The Iqui has three buttons: power, shooting mode (photos or video) and a shutter button. Turn it on and you can take a photo or record up to 30 seconds of video, although video isn’t really the point. At least not in the traditional sense of the word.
It’s made for social
The idea is that you take a photo and then upload it to your phone through the Iquispin app (all 360 degree photos will work with the app if you want to try). Once you’re in the app, there is a selection of templates that turn your 360 photo into an 8-14 second MP4 video. It basically animates the photo using rotations, twists, and other motions to give you a glimpse of everything and everyone in the photo. The clips are small in size and short in length and this is a common file type that can be shared on any social platform.
Pairing with your phone is a snap
Any obstacle to using a product like this puts it in immediate danger of ending up in a drawer. Matching is certainly a frequent obstacle that presents itself. For example, GoPro struggled for some time to make it easier to connect its cameras to your phone. Now the process is little more than tapping your phone screen multiple times. This is already where Vecnos is with the Iqui.

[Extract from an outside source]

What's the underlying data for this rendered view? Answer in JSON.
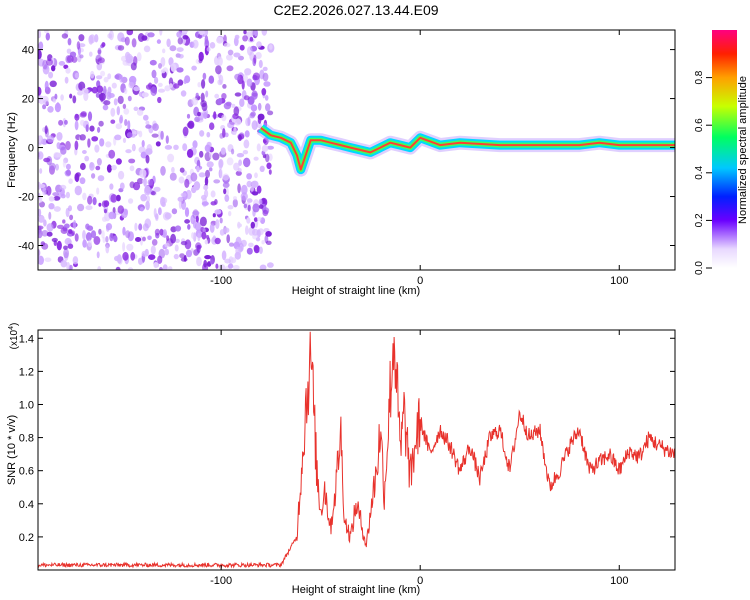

You turn on the camera, open the app, bring the camera close to your phone and tap Connect in the app and you’re done. With the app, you can download what’s stored on the camera to your device so you can edit (and by edit I mean apply a template) and then share your clip. Renderings are fast and if you like what you see you can quickly export the images to share. The app also allows you to remotely control the camera.
The biggest obstacle is the price
I love 360 degree photos and videos but have no interest in editing them. A camera like the Vecnos Iqui is something I would use, just like my kids. It’s like the 360 equivalent of an instant film camera – it’s simple and straightforward with a shareable result that’s different from a basic snapshot from your phone. And I haven’t even used all the features yet because they won’t be available until an app update in October. When the Iqui becomes available on October 1, it will be $ 299 and a travel charging case will set you back an additional $ 98 when it arrives in November.